H. A. Dye showed that a type II or III factor $R$ is determined, up to *-algebraic isomorphism or anti-isomorphism, by the ortholattice-isomorphism type of its projection lattice ("ortholattice-isomorphism" meaning bijection between projection lattices that preserves order and orthogonality), but has anyone figured out how much we can determine about $R$ *just from the order-isomorphism type* of its projection lattice?

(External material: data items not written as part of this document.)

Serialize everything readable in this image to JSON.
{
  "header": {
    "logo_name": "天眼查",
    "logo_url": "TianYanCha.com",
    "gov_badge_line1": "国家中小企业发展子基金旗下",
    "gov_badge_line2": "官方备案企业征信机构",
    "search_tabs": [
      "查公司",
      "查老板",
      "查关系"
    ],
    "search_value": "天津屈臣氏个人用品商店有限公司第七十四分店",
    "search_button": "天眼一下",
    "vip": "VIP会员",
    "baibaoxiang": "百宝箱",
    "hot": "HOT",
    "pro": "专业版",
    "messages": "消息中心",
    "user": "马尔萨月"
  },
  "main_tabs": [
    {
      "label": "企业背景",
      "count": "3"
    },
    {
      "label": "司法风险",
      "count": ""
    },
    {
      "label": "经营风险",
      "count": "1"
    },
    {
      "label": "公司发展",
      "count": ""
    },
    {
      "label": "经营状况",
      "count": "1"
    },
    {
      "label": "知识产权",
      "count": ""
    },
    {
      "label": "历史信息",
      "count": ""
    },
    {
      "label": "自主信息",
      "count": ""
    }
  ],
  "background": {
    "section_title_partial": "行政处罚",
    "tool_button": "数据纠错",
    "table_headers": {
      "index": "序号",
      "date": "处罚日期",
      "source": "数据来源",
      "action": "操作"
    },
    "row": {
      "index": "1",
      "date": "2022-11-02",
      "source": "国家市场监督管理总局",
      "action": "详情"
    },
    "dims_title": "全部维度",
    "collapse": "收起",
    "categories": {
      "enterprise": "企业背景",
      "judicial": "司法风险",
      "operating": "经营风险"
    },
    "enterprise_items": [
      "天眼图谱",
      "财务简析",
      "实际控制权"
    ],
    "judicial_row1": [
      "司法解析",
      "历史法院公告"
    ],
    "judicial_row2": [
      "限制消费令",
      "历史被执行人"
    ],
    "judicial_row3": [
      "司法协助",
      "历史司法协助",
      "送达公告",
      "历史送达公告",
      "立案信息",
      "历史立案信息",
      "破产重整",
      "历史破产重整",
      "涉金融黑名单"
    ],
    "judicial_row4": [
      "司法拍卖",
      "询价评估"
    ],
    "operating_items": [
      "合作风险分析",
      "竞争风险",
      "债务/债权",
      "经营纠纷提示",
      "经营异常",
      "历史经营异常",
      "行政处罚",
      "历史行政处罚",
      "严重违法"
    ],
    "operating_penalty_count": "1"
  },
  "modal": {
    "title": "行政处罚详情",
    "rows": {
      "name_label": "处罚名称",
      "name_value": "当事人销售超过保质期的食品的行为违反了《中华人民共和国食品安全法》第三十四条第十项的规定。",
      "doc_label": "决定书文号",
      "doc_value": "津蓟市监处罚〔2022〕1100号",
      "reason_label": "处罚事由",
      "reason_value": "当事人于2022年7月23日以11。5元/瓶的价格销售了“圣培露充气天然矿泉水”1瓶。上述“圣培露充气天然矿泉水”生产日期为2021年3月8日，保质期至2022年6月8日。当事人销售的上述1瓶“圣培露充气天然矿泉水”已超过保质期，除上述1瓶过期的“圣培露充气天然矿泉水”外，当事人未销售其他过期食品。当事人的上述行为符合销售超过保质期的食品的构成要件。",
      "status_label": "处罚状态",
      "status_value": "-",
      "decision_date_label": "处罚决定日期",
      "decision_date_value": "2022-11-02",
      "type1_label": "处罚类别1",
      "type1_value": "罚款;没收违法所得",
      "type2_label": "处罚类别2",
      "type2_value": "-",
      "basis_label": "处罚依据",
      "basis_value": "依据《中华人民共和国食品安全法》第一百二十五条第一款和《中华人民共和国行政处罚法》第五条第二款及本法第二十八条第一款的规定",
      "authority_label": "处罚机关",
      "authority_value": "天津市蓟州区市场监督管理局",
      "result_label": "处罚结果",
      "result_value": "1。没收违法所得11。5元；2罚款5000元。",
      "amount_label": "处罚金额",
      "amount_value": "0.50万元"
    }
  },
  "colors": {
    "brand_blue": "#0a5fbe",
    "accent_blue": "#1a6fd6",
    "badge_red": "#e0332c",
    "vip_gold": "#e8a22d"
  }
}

Dye says as of 1955 it was open whether "order-isomorphic" is equivalent to "ortholattice-isomorphic" in this context. Has progress been made on this question? I've been told that the Levy collapse poset* embeds densely into the projection lattice of any non-commutative non-type-I factor with separable predual, from which I think one could show that the lattice's order type tells you nothing more about such a factor. But I don't know if this was meant in the sense of "this is an established fact" or "this seems very likely."

[I asked this recently on math.stackexchange but it's likely too specialized ... any help hugely appreciated!]

[Also, I initially mentioned a paper by C. Heunen and M. Reyes, but as @BertLindenhovius explains below, their example gave only a pair of order-isomorphic projection lattices belonging to algebras that are not *-isomorphic; to be relevant to my question, the algebras would need to be neither *-isomorphic nor *-anti-isomorphic.]

*more precisely the Levy collapse of $2^\omega$ to $\omega$, i.e. the set of finite sequences of ordinals $< 2^\omega$, ordered by reverse inclusion.